Baseball Musings
Baseball Musings
November 14, 2006
The Manufacturers

Balls, Sticks and Stuff looks compares overall run scoring to Bill James Manufactured Runs (MR) measure in The Bill James Handbook 2007.

As it turns out, there is a moderate inverse correlation between the percentage of runs a team scores by "manufacturing" and the number of runs the team scores overall. There was a slight difference among leagues: the correlation across all of baseball was -0.573, -0.633 in the American League, and -0.502 in the National League.

Naturally, caveats apply. One seasons worth of numbers is a very low sample size, and of course, say it with me, correlation is not causation. But it appears that in general, teams that relied on grinding and manufacturing runs in 2006 tended, in general, to score less runs. Generally speaking.

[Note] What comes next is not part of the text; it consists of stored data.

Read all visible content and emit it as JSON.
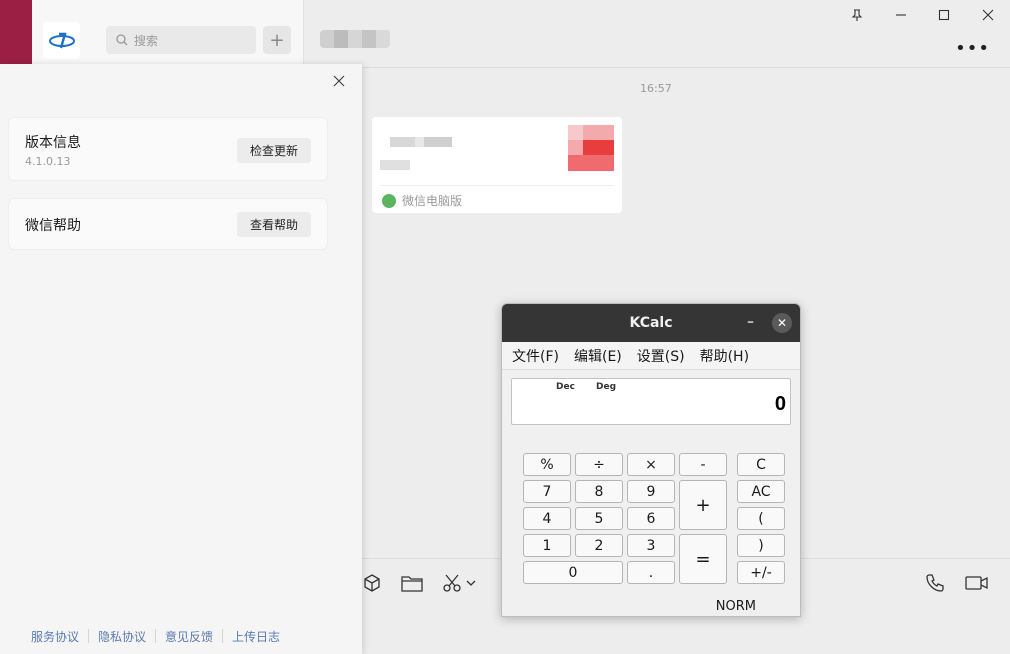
{
  "search": {
    "placeholder": "搜索"
  },
  "chat": {
    "time": "16:57",
    "card_source": "微信电脑版"
  },
  "about": {
    "version_title": "版本信息",
    "version": "4.1.0.13",
    "update_button": "检查更新",
    "help_title": "微信帮助",
    "help_button": "查看帮助",
    "links": [
      "服务协议",
      "隐私协议",
      "意见反馈",
      "上传日志"
    ]
  },
  "kcalc": {
    "title": "KCalc",
    "menu": [
      "文件(F)",
      "编辑(E)",
      "设置(S)",
      "帮助(H)"
    ],
    "display": {
      "base": "Dec",
      "angle": "Deg",
      "value": "0"
    },
    "keys": {
      "percent": "%",
      "divide": "÷",
      "multiply": "×",
      "minus": "-",
      "seven": "7",
      "eight": "8",
      "nine": "9",
      "plus": "+",
      "four": "4",
      "five": "5",
      "six": "6",
      "one": "1",
      "two": "2",
      "three": "3",
      "equals": "=",
      "zero": "0",
      "dot": ".",
      "clear": "C",
      "all_clear": "AC",
      "lparen": "(",
      "rparen": ")",
      "negate": "+/-"
    },
    "status": "NORM"
  }
}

This makes perfect sense. Teams tend to use one-run strategies when their offense isn't that good (see the comment on Ozzie Guillen here). But also, James counts two types of MRs. Type ones are runs that are intentionally manufactured; they results from steals and bunts, for example. Type II result from less direct means, like having a batter single, moving him up with two ground outs and scoring on a wild pitch. And teams that score like that often aren't good offenses, as their productive outs don't eat away at the team's OBA.